To start with, the current-generation Cruze, introduced last year, weighs about 250 pounds less than the 2015 version, mostly because of increased use of lightweight high-strength steel in the body, and aluminum in the suspension components. 

"We put the mass where it matters to get the stiffness in the structure, but thinned it out anywhere where it is not absolutely needed," Weddle says. 

Engineers also booked a 33-pound weight reduction under the hood. The old car's 2.0-liter diesel engine had a cast-iron block and weighed 368 pounds installed. The 2018 diesel's 1.6-liter engine has an aluminum block with cast iron liners and weighs 335 pounds. 

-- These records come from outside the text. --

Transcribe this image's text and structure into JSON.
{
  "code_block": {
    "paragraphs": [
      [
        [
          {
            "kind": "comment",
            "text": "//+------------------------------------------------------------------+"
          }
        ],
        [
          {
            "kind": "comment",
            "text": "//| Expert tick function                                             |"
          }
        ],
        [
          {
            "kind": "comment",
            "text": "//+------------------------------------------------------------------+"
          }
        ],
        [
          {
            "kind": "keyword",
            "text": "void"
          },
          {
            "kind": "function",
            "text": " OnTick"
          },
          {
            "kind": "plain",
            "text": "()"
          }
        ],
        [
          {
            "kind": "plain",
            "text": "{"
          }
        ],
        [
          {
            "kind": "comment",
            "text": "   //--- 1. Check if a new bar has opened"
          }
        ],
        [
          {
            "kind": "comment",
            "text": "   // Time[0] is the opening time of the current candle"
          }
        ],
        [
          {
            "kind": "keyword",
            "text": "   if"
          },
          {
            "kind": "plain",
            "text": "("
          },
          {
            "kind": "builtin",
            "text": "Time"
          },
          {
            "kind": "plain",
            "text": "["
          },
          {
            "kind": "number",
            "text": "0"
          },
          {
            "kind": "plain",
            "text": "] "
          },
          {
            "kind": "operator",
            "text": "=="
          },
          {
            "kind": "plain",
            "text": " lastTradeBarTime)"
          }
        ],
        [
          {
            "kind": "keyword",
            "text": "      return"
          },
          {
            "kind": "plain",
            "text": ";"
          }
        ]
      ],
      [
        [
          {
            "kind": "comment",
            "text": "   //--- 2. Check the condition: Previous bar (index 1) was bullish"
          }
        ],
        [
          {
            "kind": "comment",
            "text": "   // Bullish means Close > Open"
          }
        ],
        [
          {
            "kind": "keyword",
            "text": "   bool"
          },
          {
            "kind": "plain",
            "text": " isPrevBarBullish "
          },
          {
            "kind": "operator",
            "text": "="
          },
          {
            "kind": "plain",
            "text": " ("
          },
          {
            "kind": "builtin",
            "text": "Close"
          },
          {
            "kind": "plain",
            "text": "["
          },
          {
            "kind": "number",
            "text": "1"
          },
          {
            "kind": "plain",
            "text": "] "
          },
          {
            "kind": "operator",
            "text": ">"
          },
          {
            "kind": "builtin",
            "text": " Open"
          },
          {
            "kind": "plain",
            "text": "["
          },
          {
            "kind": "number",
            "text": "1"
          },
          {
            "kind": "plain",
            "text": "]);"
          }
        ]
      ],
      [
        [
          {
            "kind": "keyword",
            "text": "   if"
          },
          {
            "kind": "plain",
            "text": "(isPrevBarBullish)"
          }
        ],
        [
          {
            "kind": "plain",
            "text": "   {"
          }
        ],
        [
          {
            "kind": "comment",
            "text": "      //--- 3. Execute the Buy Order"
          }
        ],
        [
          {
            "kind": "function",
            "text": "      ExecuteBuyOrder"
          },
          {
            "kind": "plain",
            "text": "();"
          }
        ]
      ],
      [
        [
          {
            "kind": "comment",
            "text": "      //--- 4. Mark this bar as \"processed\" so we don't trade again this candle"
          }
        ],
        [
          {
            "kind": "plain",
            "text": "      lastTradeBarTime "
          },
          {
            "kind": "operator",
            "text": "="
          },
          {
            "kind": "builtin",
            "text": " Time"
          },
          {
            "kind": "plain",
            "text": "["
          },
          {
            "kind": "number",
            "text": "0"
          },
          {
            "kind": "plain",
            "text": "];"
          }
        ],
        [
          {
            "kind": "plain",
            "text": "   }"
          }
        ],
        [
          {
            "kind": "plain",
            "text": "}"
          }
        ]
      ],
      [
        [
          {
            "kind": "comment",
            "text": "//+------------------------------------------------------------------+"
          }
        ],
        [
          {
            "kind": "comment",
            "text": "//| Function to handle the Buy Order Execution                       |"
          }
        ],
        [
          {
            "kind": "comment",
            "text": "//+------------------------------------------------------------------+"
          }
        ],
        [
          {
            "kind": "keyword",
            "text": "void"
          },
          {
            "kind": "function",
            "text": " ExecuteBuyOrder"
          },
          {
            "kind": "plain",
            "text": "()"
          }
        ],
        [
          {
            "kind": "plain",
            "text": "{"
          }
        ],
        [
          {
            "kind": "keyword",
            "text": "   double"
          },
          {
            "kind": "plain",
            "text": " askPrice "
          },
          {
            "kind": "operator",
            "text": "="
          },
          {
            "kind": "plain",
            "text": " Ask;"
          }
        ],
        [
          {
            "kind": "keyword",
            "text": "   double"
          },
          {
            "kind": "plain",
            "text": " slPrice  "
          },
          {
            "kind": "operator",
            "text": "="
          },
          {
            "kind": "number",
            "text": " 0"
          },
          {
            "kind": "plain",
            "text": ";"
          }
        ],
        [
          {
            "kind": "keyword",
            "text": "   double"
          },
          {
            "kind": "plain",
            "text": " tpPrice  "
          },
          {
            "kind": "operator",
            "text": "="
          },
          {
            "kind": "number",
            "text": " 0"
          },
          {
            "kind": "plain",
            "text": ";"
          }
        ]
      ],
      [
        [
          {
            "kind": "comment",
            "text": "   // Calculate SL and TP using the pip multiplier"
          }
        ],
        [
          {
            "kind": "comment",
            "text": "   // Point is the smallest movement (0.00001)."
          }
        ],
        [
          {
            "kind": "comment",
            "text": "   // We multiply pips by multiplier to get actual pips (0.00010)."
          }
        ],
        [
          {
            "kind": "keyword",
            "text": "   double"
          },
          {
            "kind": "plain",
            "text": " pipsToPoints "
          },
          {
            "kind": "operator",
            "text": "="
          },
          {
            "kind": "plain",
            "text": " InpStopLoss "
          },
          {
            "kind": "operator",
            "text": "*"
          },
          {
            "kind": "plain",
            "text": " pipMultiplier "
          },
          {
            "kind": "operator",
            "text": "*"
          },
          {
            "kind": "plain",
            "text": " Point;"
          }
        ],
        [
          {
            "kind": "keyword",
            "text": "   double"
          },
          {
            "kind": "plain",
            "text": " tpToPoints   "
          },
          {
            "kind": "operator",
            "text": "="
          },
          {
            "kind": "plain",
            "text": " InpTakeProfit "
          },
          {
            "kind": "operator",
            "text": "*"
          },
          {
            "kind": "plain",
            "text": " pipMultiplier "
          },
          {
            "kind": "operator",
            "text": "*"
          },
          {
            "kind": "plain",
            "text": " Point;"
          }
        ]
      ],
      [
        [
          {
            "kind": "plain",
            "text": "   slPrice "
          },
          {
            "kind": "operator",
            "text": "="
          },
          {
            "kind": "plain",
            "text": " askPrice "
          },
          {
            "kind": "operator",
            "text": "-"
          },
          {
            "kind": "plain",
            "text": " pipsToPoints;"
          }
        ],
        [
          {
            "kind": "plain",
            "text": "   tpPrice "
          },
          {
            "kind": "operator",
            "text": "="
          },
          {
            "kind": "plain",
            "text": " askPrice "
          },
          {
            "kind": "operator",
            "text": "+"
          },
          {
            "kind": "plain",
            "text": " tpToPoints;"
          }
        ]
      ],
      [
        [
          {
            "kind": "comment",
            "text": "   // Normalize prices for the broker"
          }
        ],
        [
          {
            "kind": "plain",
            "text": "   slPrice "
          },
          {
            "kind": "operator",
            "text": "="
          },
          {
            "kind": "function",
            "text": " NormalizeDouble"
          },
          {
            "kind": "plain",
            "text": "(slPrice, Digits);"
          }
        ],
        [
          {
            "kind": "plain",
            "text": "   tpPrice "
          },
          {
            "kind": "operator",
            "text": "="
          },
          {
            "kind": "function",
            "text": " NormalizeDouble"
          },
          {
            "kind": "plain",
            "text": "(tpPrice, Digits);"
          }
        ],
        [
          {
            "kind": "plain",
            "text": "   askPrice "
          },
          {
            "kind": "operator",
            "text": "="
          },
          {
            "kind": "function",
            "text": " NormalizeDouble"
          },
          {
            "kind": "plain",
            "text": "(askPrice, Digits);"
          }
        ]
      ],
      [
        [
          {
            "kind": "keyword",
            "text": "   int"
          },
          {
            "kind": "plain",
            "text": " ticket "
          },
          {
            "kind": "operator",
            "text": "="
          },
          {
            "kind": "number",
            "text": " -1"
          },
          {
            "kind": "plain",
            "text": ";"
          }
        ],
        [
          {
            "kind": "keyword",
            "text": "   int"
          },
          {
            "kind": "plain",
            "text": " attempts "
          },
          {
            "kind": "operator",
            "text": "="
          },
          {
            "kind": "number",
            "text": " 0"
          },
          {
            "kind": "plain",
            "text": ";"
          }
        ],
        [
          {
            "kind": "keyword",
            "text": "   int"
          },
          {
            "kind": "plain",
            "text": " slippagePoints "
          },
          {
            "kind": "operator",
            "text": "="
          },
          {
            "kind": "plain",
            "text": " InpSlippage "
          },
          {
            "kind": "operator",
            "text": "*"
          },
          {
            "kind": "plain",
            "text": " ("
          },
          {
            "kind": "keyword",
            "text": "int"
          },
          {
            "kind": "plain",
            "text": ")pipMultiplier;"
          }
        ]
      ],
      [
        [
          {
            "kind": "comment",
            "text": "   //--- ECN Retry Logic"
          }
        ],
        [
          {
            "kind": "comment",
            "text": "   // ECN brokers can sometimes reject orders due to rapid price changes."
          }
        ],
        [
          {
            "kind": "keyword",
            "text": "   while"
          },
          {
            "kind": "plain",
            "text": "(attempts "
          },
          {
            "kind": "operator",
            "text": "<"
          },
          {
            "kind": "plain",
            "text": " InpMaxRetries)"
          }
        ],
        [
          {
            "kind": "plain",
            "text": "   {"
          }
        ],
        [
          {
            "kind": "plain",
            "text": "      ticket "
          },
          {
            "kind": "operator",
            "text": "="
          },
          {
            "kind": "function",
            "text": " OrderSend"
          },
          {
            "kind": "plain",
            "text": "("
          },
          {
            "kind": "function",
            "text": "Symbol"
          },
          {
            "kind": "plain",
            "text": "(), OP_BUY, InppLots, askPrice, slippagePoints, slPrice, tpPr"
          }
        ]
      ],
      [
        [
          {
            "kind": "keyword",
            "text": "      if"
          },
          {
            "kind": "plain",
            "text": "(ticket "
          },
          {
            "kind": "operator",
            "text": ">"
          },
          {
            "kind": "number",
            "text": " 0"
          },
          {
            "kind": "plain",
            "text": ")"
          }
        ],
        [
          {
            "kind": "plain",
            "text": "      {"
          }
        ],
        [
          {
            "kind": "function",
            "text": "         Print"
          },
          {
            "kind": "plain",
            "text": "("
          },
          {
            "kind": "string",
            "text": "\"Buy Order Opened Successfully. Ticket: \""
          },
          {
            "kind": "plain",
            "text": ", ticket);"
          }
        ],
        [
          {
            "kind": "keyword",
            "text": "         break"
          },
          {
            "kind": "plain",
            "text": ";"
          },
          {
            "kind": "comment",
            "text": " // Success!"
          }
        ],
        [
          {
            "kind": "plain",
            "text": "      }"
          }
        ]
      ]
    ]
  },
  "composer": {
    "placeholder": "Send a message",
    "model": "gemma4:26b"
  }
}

Another key piece of the Cruze's fuel economy puzzle is its manual transmission, which requires less energy from the engine to power the wheels than the available nine-speed automatic. The six-speed manual also weighs less than the automatic.

Slippery shape

Improved aerodynamics were another important part of the equation. Many of the aerodynamic tweaks GM engineers made to the car carry over from the gasoline version.

In front of each tire, for example, a black plastic deflector pushes air away from the wheels. The Cruze also has active grille shutters, which adjust to the engine's cooling needs. When the shutters are closed, the aerodynamic efficiency is improved as air is routed over, under or around the car. Headlights, taillights, door handles and exterior mirrors saw plenty of wind tunnel time.

The 2018 Cruze diesel's aerodynamic drag coefficient -- a measurement that quantifies aerodynamic efficiency -- is 0.28, down from the 0.30 of the 2015 Cruze diesel. The lower the number, the less energy it takes to push the car through the air. 

VanDommelen, Cruze's chief energy engineer, said other tweaks, including using low-friction bearings in the drivetrain and wheels, tires that have lower rolling resistance than those used on the first generation Volt, and managing energy usage also helped attain the 52-mpg rating. 

Even though GM's internal testing showed the Cruze well over 50 mpg on the highway, the champagne corks stayed in the bottles, VanDommelen said, until the EPA confirmed it. 

"We had some hopes, and we're looking forward to hitting that goal. But I didn't want to really believe it until I saw it from the EPA. Once they confirmed it, we felt pretty good," he said. 

Nicholson, GM's powertrain boss, said engineers weren't sure the Cruze would attain the 50-plus rating until late last year, near the end of the car's development cycle. "We were careful not to put pressure on the team," he said, "We wanted them to focus only on delivering the best car for the customer." 

VW diesel owners had routinely beaten the EPA label numbers in their actual driving. And Sullivan thinks Cruze diesel drivers can get even higher than the 52 mpg highway rating. 

"Most consumers have been able to beat the EPA numbers with small displacement diesels," Sullivan says. "If Cruze owners can beat the EPA number, it might make GM the new diesel leader in a market that has been leveled to nothing."